Buller compares the mind to the immune system. The immune system is general purpose in the sense that it is built to fight pathogens in general, and it learns to fight particular pathogens by developing antibodies. I'm talking out my posterior here, but my understanding is that different genomes are nonetheless better or worse at developing immune systems to fight particular pathogens. Isn't that why Europeans conquered the Americas (better resistance to smallpox than the native population), but not Africa (worse resistance to malaria, etc. than the natives)? So Buller's analogy points to the possibility that general-purpose systems can be genetically biased in favour of specific tasks.

Buller likes Gerald Edelman's idea of neural Darwinism -- that the mind is created by competition between and selection of neurons in a subtractive process. But what is the criterion for selection if it isn't reproduction? Those criteria have to come from somewhere, and ultimately from the genome.

2: One of the principles of ethology that annoys right-thinking people is that male parenting effort is hard to explain. Sperm is cheap, so it would seem that males are always going to maximize their inclusive fitness by seeking out new mating opportunities, rather than changing diapers (or bringing home the bacon for that matter). And few males in the animal world do much child-rearing.

There are at least two possible explanations for male parental invesment: the first, preferred by the theorists Buller refers to as the EP orthodoxy, is that given the greater needs of human child development, there is an inclusive fitness advantage to men in making sure their genetic offspring make it to reproductive age; the second, preferred by Buller, is that women prefer males who give signs of daddying as long-term mates, and so such males have evolved through sexual selection.
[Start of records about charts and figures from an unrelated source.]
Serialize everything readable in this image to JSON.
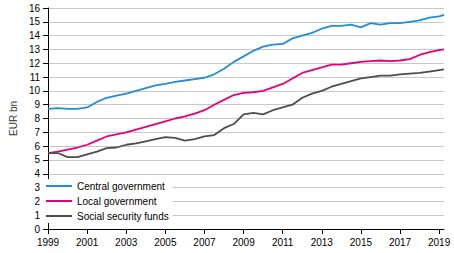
{
  "chart_data": {
    "type": "line",
    "y_label": "EUR bn",
    "x": [
      1999,
      1999.5,
      2000,
      2000.5,
      2001,
      2001.5,
      2002,
      2002.5,
      2003,
      2003.5,
      2004,
      2004.5,
      2005,
      2005.5,
      2006,
      2006.5,
      2007,
      2007.5,
      2008,
      2008.5,
      2009,
      2009.5,
      2010,
      2010.5,
      2011,
      2011.5,
      2012,
      2012.5,
      2013,
      2013.5,
      2014,
      2014.5,
      2015,
      2015.5,
      2016,
      2016.5,
      2017,
      2017.5,
      2018,
      2018.5,
      2019,
      2019.25
    ],
    "series": [
      {
        "name": "Central government",
        "color": "#1f8fd6",
        "values": [
          8.7,
          8.75,
          8.7,
          8.7,
          8.8,
          9.2,
          9.5,
          9.65,
          9.8,
          10.0,
          10.2,
          10.4,
          10.5,
          10.65,
          10.75,
          10.85,
          10.95,
          11.2,
          11.6,
          12.1,
          12.5,
          12.9,
          13.2,
          13.35,
          13.4,
          13.8,
          14.0,
          14.2,
          14.5,
          14.7,
          14.7,
          14.8,
          14.6,
          14.9,
          14.8,
          14.9,
          14.9,
          15.0,
          15.1,
          15.3,
          15.4,
          15.5
        ]
      },
      {
        "name": "Local government",
        "color": "#e6007e",
        "values": [
          5.5,
          5.6,
          5.75,
          5.9,
          6.1,
          6.4,
          6.7,
          6.85,
          7.0,
          7.2,
          7.4,
          7.6,
          7.8,
          8.0,
          8.15,
          8.35,
          8.6,
          9.0,
          9.35,
          9.7,
          9.85,
          9.9,
          10.0,
          10.25,
          10.5,
          10.9,
          11.3,
          11.5,
          11.7,
          11.9,
          11.9,
          12.0,
          12.1,
          12.15,
          12.2,
          12.15,
          12.2,
          12.3,
          12.6,
          12.8,
          12.95,
          13.0
        ]
      },
      {
        "name": "Social security funds",
        "color": "#4d4d4d",
        "values": [
          5.5,
          5.5,
          5.2,
          5.2,
          5.4,
          5.6,
          5.85,
          5.9,
          6.1,
          6.2,
          6.35,
          6.5,
          6.65,
          6.6,
          6.4,
          6.5,
          6.7,
          6.8,
          7.3,
          7.6,
          8.3,
          8.4,
          8.3,
          8.6,
          8.8,
          9.0,
          9.5,
          9.8,
          10.0,
          10.3,
          10.5,
          10.7,
          10.9,
          11.0,
          11.1,
          11.1,
          11.2,
          11.25,
          11.3,
          11.4,
          11.5,
          11.55
        ]
      }
    ],
    "xlim": [
      1999,
      2019.25
    ],
    "xticks": [
      1999,
      2001,
      2003,
      2005,
      2007,
      2009,
      2011,
      2013,
      2015,
      2017,
      2019
    ],
    "ylim": [
      0,
      16
    ],
    "yticks": [
      0,
      1,
      2,
      3,
      4,
      5,
      6,
      7,
      8,
      9,
      10,
      11,
      12,
      13,
      14,
      15,
      16
    ],
    "grid": true,
    "legend": "lower left"
  }
}
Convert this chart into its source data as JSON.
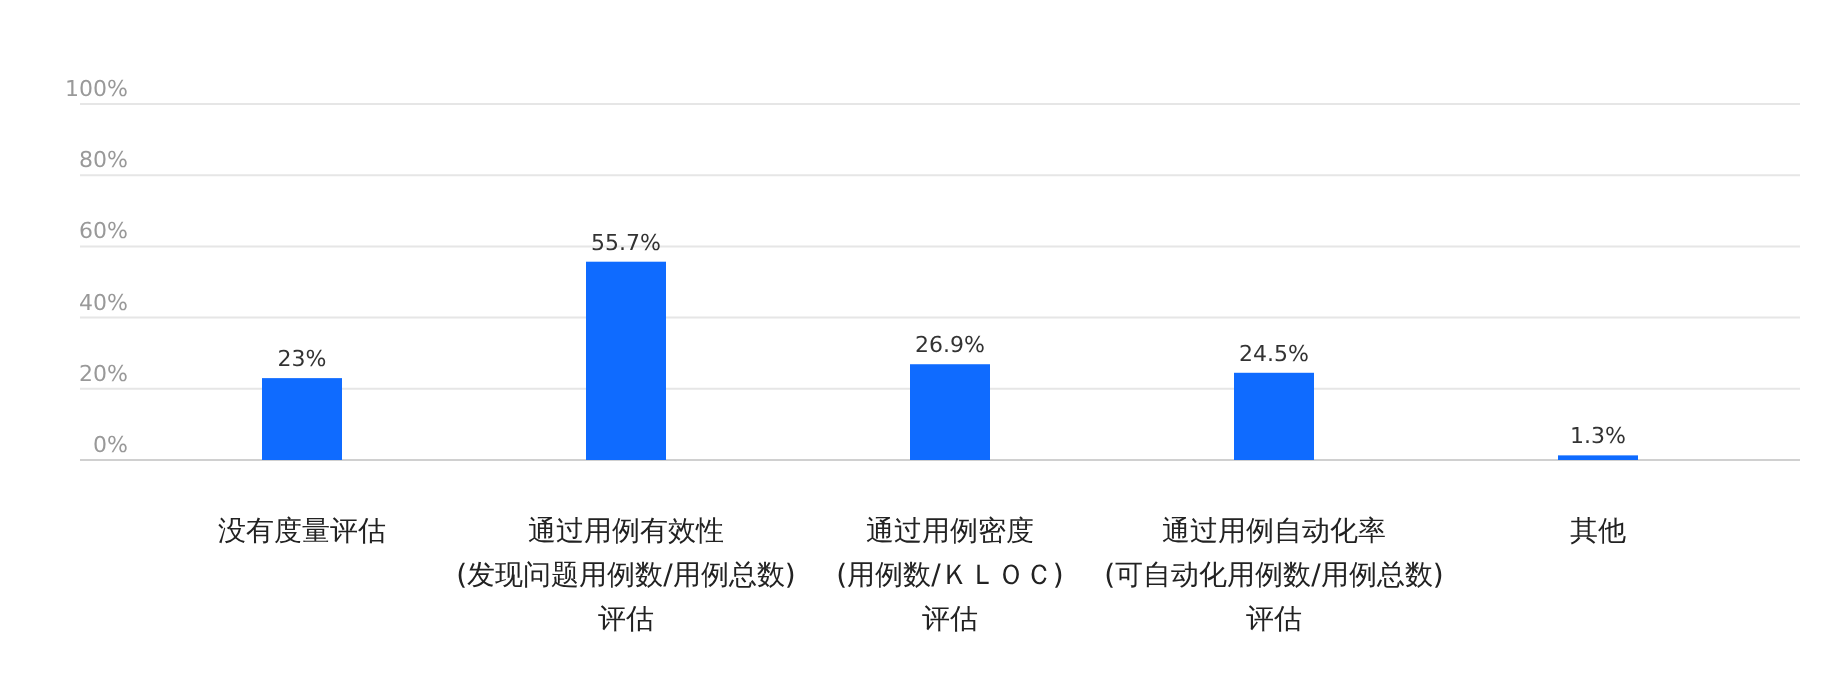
{
  "chart_data": {
    "type": "bar",
    "categories": [
      "没有度量评估",
      "通过用例有效性\n(发现问题用例数/用例总数)\n评估",
      "通过用例密度\n(用例数/ＫＬＯＣ)\n评估",
      "通过用例自动化率\n(可自动化用例数/用例总数)\n评估",
      "其他"
    ],
    "values": [
      23,
      55.7,
      26.9,
      24.5,
      1.3
    ],
    "value_labels": [
      "23%",
      "55.7%",
      "26.9%",
      "24.5%",
      "1.3%"
    ],
    "color": "#0f6bff",
    "ylim": [
      0,
      100
    ],
    "yticks": [
      {
        "value": 0,
        "label": "0%"
      },
      {
        "value": 20,
        "label": "20%"
      },
      {
        "value": 40,
        "label": "40%"
      },
      {
        "value": 60,
        "label": "60%"
      },
      {
        "value": 80,
        "label": "80%"
      },
      {
        "value": 100,
        "label": "100%"
      }
    ],
    "grid": "y"
  }
}
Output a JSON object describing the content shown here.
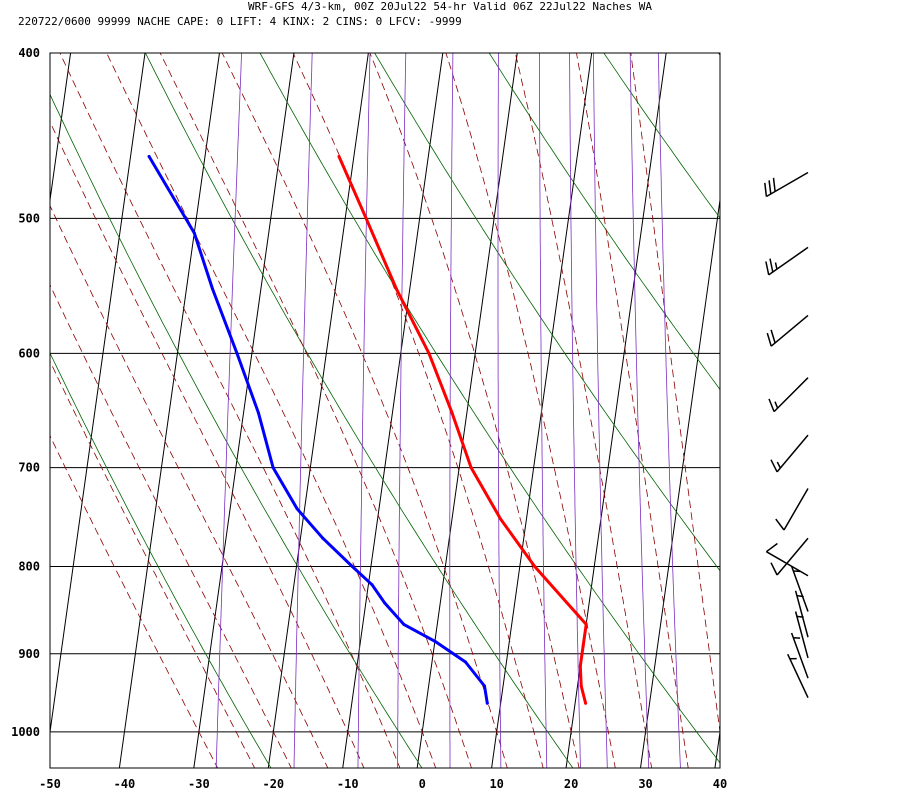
{
  "header": {
    "line1": "WRF-GFS 4/3-km, 00Z 20Jul22 54-hr Valid 06Z 22Jul22 Naches WA",
    "line2": "220722/0600 99999  NACHE   CAPE:     0 LIFT:     4 KINX:     2 CINS:     0 LFCV: -9999"
  },
  "chart_data": {
    "type": "line",
    "subtype": "skew-t log-p sounding",
    "title": "WRF-GFS 4/3-km, 00Z 20Jul22 54-hr Valid 06Z 22Jul22 Naches WA",
    "station": "NACHE",
    "indices": {
      "CAPE": 0,
      "LIFT": 4,
      "KINX": 2,
      "CINS": 0,
      "LFCV": -9999
    },
    "xlabel": "",
    "ylabel": "",
    "x_ticks": [
      -50,
      -40,
      -30,
      -20,
      -10,
      0,
      10,
      20,
      30,
      40
    ],
    "y_ticks": [
      400,
      500,
      600,
      700,
      800,
      900,
      1000
    ],
    "y_scale": "log, inverted",
    "pressure_range_hpa": [
      400,
      1050
    ],
    "colors": {
      "temperature": "#ff0000",
      "dewpoint": "#0000ff",
      "isotherm": "#000000",
      "dry_adiabat": "#006400",
      "moist_adiabat": "#8b0000",
      "mixing_ratio": "#7b2fbe"
    },
    "series": [
      {
        "name": "Temperature",
        "color": "#ff0000",
        "points": [
          {
            "p": 962,
            "t": 21.4
          },
          {
            "p": 940,
            "t": 20.5
          },
          {
            "p": 915,
            "t": 20.0
          },
          {
            "p": 890,
            "t": 20.0
          },
          {
            "p": 865,
            "t": 20.0
          },
          {
            "p": 840,
            "t": 17.0
          },
          {
            "p": 800,
            "t": 12.0
          },
          {
            "p": 750,
            "t": 6.5
          },
          {
            "p": 700,
            "t": 1.6
          },
          {
            "p": 650,
            "t": -2.0
          },
          {
            "p": 600,
            "t": -6.2
          },
          {
            "p": 550,
            "t": -11.8
          },
          {
            "p": 500,
            "t": -17.2
          },
          {
            "p": 460,
            "t": -22.0
          }
        ]
      },
      {
        "name": "Dewpoint",
        "color": "#0000ff",
        "points": [
          {
            "p": 962,
            "t": 8.2
          },
          {
            "p": 940,
            "t": 7.5
          },
          {
            "p": 910,
            "t": 4.5
          },
          {
            "p": 885,
            "t": 0.0
          },
          {
            "p": 865,
            "t": -4.5
          },
          {
            "p": 840,
            "t": -7.5
          },
          {
            "p": 820,
            "t": -9.5
          },
          {
            "p": 800,
            "t": -12.5
          },
          {
            "p": 770,
            "t": -17.0
          },
          {
            "p": 740,
            "t": -21.0
          },
          {
            "p": 700,
            "t": -25.0
          },
          {
            "p": 650,
            "t": -28.0
          },
          {
            "p": 600,
            "t": -32.0
          },
          {
            "p": 550,
            "t": -36.5
          },
          {
            "p": 510,
            "t": -40.0
          },
          {
            "p": 460,
            "t": -47.5
          }
        ]
      }
    ],
    "wind_barbs": [
      {
        "p": 470,
        "dir": 240,
        "speed_kt": 30
      },
      {
        "p": 520,
        "dir": 235,
        "speed_kt": 25
      },
      {
        "p": 570,
        "dir": 230,
        "speed_kt": 20
      },
      {
        "p": 620,
        "dir": 225,
        "speed_kt": 15
      },
      {
        "p": 670,
        "dir": 220,
        "speed_kt": 15
      },
      {
        "p": 720,
        "dir": 210,
        "speed_kt": 10
      },
      {
        "p": 770,
        "dir": 220,
        "speed_kt": 10
      },
      {
        "p": 810,
        "dir": 300,
        "speed_kt": 10
      },
      {
        "p": 850,
        "dir": 340,
        "speed_kt": 5
      },
      {
        "p": 880,
        "dir": 345,
        "speed_kt": 5
      },
      {
        "p": 905,
        "dir": 345,
        "speed_kt": 5
      },
      {
        "p": 930,
        "dir": 340,
        "speed_kt": 5
      },
      {
        "p": 955,
        "dir": 335,
        "speed_kt": 5
      }
    ]
  }
}
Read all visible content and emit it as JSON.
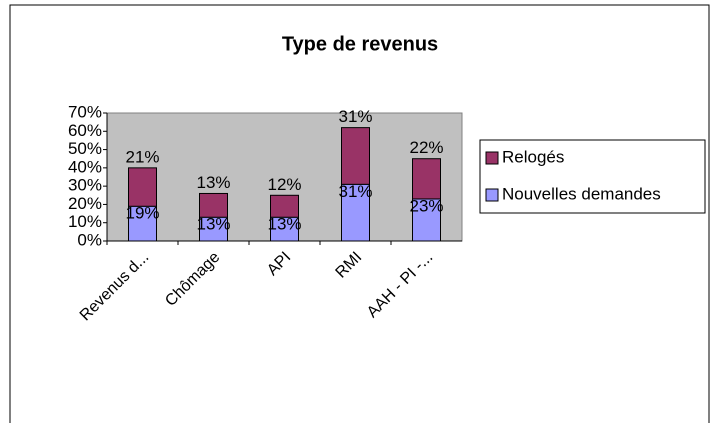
{
  "chart_data": {
    "type": "bar",
    "stacked": true,
    "title": "Type de revenus",
    "categories": [
      "Revenus d...",
      "Chômage",
      "API",
      "RMI",
      "AAH - PI -..."
    ],
    "series": [
      {
        "name": "Nouvelles demandes",
        "color": "#9999ff",
        "values": [
          19,
          13,
          13,
          31,
          23
        ],
        "value_labels": [
          "19%",
          "13%",
          "13%",
          "31%",
          "23%"
        ]
      },
      {
        "name": "Relogés",
        "color": "#993366",
        "values": [
          21,
          13,
          12,
          31,
          22
        ],
        "value_labels": [
          "21%",
          "13%",
          "12%",
          "31%",
          "22%"
        ]
      }
    ],
    "ylim": [
      0,
      70
    ],
    "yticks": [
      {
        "value": 0,
        "label": "0%"
      },
      {
        "value": 10,
        "label": "10%"
      },
      {
        "value": 20,
        "label": "20%"
      },
      {
        "value": 30,
        "label": "30%"
      },
      {
        "value": 40,
        "label": "40%"
      },
      {
        "value": 50,
        "label": "50%"
      },
      {
        "value": 60,
        "label": "60%"
      },
      {
        "value": 70,
        "label": "70%"
      }
    ],
    "grid": false,
    "legend": "right"
  }
}
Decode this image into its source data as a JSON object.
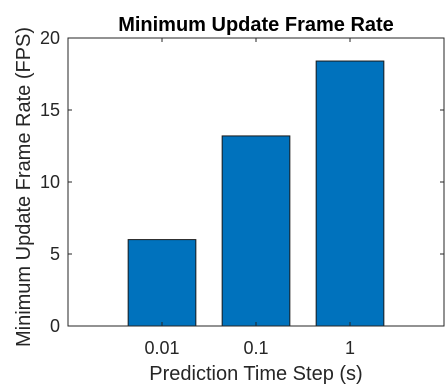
{
  "chart_data": {
    "type": "bar",
    "title": "Minimum Update Frame Rate",
    "xlabel": "Prediction Time Step (s)",
    "ylabel": "Minimum Update Frame Rate (FPS)",
    "categories": [
      "0.01",
      "0.1",
      "1"
    ],
    "values": [
      6.0,
      13.2,
      18.4
    ],
    "ylim": [
      0,
      20
    ],
    "yticks": [
      0,
      5,
      10,
      15,
      20
    ],
    "grid": false,
    "legend": "none",
    "colors": {
      "bar": "#0072BD",
      "bar_edge": "#1a1a1a",
      "axis": "#262626"
    }
  }
}
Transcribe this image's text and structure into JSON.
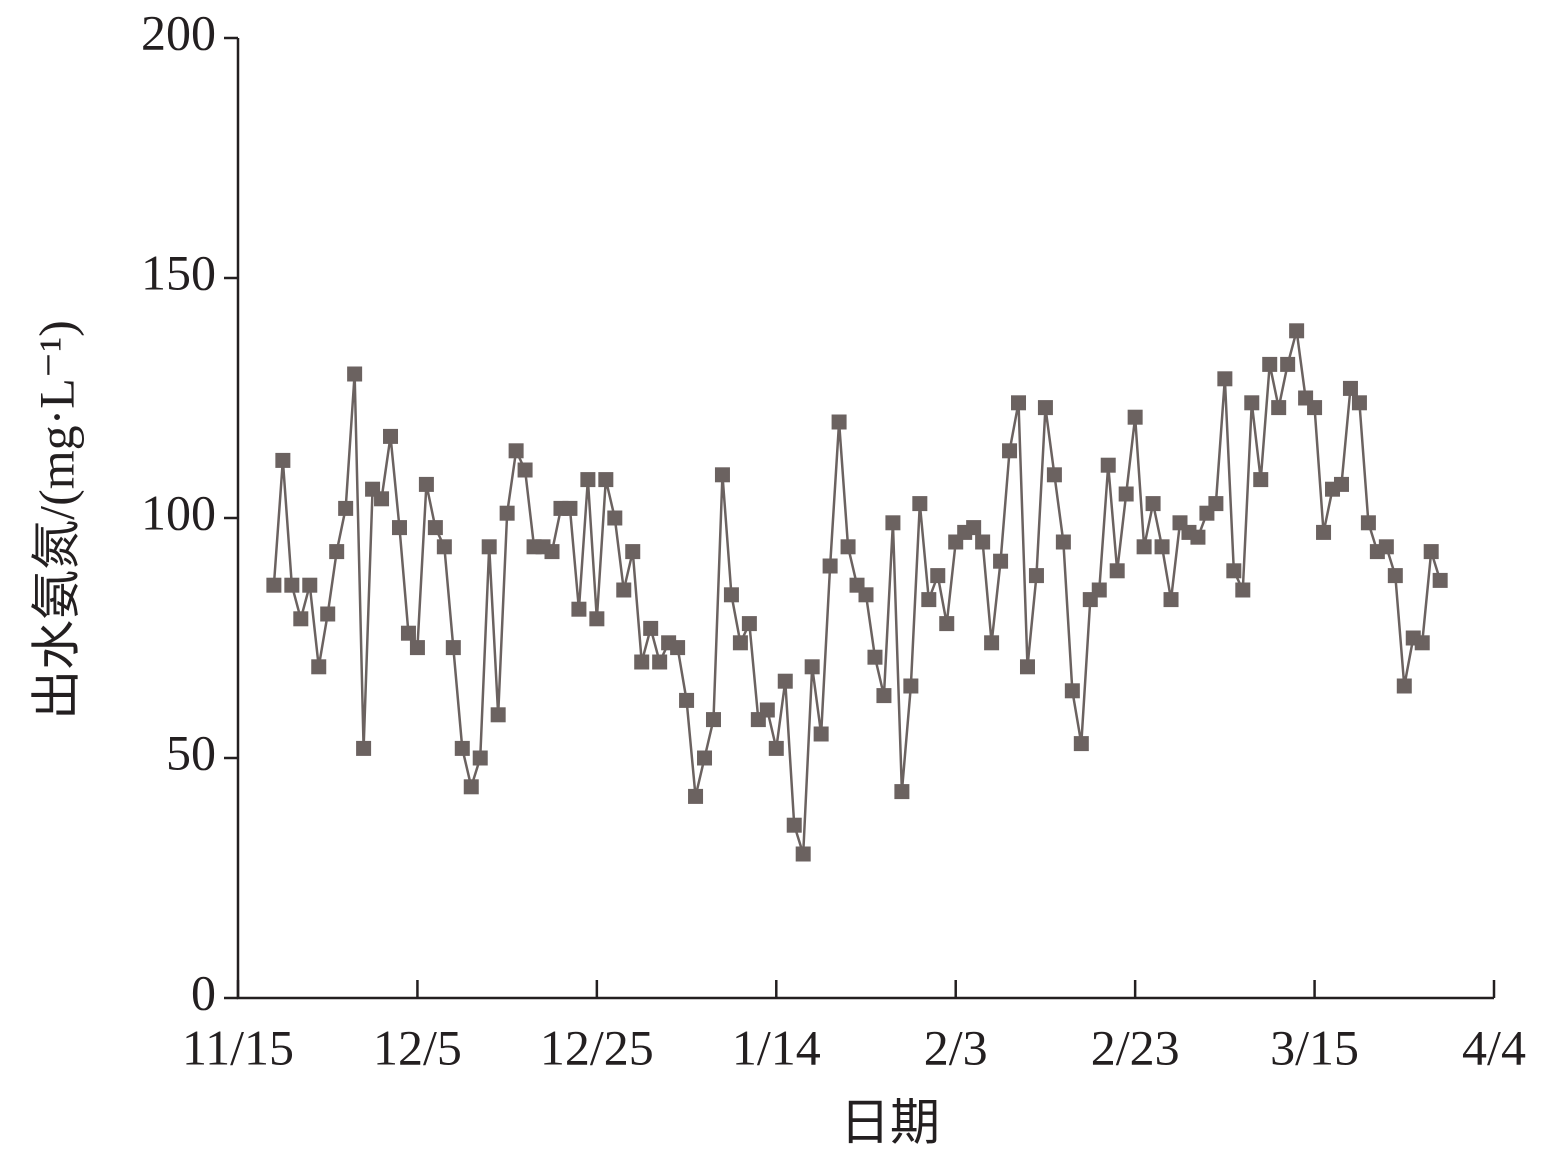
{
  "chart_data": {
    "type": "line",
    "xlabel": "日期",
    "ylabel": "出水氨氮/(mg·L⁻¹)",
    "color": "#6b6260",
    "x": [
      "11/19",
      "11/20",
      "11/21",
      "11/22",
      "11/23",
      "11/24",
      "11/25",
      "11/26",
      "11/27",
      "11/28",
      "11/29",
      "11/30",
      "12/1",
      "12/2",
      "12/3",
      "12/4",
      "12/5",
      "12/6",
      "12/7",
      "12/8",
      "12/9",
      "12/10",
      "12/11",
      "12/12",
      "12/13",
      "12/14",
      "12/15",
      "12/16",
      "12/17",
      "12/18",
      "12/19",
      "12/20",
      "12/21",
      "12/22",
      "12/23",
      "12/24",
      "12/25",
      "12/26",
      "12/27",
      "12/28",
      "12/29",
      "12/30",
      "12/31",
      "1/1",
      "1/2",
      "1/3",
      "1/4",
      "1/5",
      "1/6",
      "1/7",
      "1/8",
      "1/9",
      "1/10",
      "1/11",
      "1/12",
      "1/13",
      "1/14",
      "1/15",
      "1/16",
      "1/17",
      "1/18",
      "1/19",
      "1/20",
      "1/21",
      "1/22",
      "1/23",
      "1/24",
      "1/25",
      "1/26",
      "1/27",
      "1/28",
      "1/29",
      "1/30",
      "1/31",
      "2/1",
      "2/2",
      "2/3",
      "2/4",
      "2/5",
      "2/6",
      "2/7",
      "2/8",
      "2/9",
      "2/10",
      "2/11",
      "2/12",
      "2/13",
      "2/14",
      "2/15",
      "2/16",
      "2/17",
      "2/18",
      "2/19",
      "2/20",
      "2/21",
      "2/22",
      "2/23",
      "2/24",
      "2/25",
      "2/26",
      "2/27",
      "2/28",
      "3/1",
      "3/2",
      "3/3",
      "3/4",
      "3/5",
      "3/6",
      "3/7",
      "3/8",
      "3/9",
      "3/10",
      "3/11",
      "3/12",
      "3/13",
      "3/14",
      "3/15",
      "3/16",
      "3/17",
      "3/18",
      "3/19",
      "3/20",
      "3/21",
      "3/22",
      "3/23",
      "3/24",
      "3/25",
      "3/26",
      "3/27",
      "3/28",
      "3/29"
    ],
    "values": [
      86,
      112,
      86,
      79,
      86,
      69,
      80,
      93,
      102,
      130,
      52,
      106,
      104,
      117,
      98,
      76,
      73,
      107,
      98,
      94,
      73,
      52,
      44,
      50,
      94,
      59,
      101,
      114,
      110,
      94,
      94,
      93,
      102,
      102,
      81,
      108,
      79,
      108,
      100,
      85,
      93,
      70,
      77,
      70,
      74,
      73,
      62,
      42,
      50,
      58,
      109,
      84,
      74,
      78,
      58,
      60,
      52,
      66,
      36,
      30,
      69,
      55,
      90,
      120,
      94,
      86,
      84,
      71,
      63,
      99,
      43,
      65,
      103,
      83,
      88,
      78,
      95,
      97,
      98,
      95,
      74,
      91,
      114,
      124,
      69,
      88,
      123,
      109,
      95,
      64,
      53,
      83,
      85,
      111,
      89,
      105,
      121,
      94,
      103,
      94,
      83,
      99,
      97,
      96,
      101,
      103,
      129,
      89,
      85,
      124,
      108,
      132,
      123,
      132,
      139,
      125,
      123,
      97,
      106,
      107,
      127,
      124,
      99,
      93,
      94,
      88,
      65,
      75,
      74,
      93,
      87
    ],
    "xlim": [
      "11/15",
      "4/4"
    ],
    "xticks": [
      "11/15",
      "12/5",
      "12/25",
      "1/14",
      "2/3",
      "2/23",
      "3/15",
      "4/4"
    ],
    "ylim": [
      0,
      200
    ],
    "yticks": [
      0,
      50,
      100,
      150,
      200
    ]
  }
}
Buller's arguments in favour of the sexual selection model seem credible to me. First, he tells us that the mathematical models say daddyhood could never have evolved otherwise. Second, empirical work suggest that men provide resources to children in this order: (1) their genetic children when residing with the genetic mother; (2) their stepchildren when residing with the genetic mother; (3) their genetic children from a past relationship and (4) their setpchildren from a past relationship. The big drop off is between (2) and (3) as people working in child support enforcement are aware.

It seems to me that Buller is mostly right, but there is no reason that inclusive fitenss might not provide a supplemental motive to daddyhood, even if it couldn't generate it by itself.

3: Buller spends a lot of time reinterpreting EP empirical work purporting to show that women care more about emotional infidelity and men about sexual infidelity. He points out that this is what you would expect if men and women both believe that sexual infidelity on a woman's part is more likely to lead to the end of the relationship. Much of what he says will have to result in more finely attuned studies in the future. However, I don't think he gets the real nature of sexual jealousy. If the woman you loved decided to spend the rest of her life in celibate devotion to the Church, like Julia at the end of Brideshead Revisited, then that would be abandonment. You'd be pretty wistful if your regiment was stationed in her old house. But the particular heterosexual male fury created by the idea of the beloved engaging in sex with another man is a different emotion.

4: Buller sounds right to recognize the importance of homogamy, but EP might be right about the deviations from it.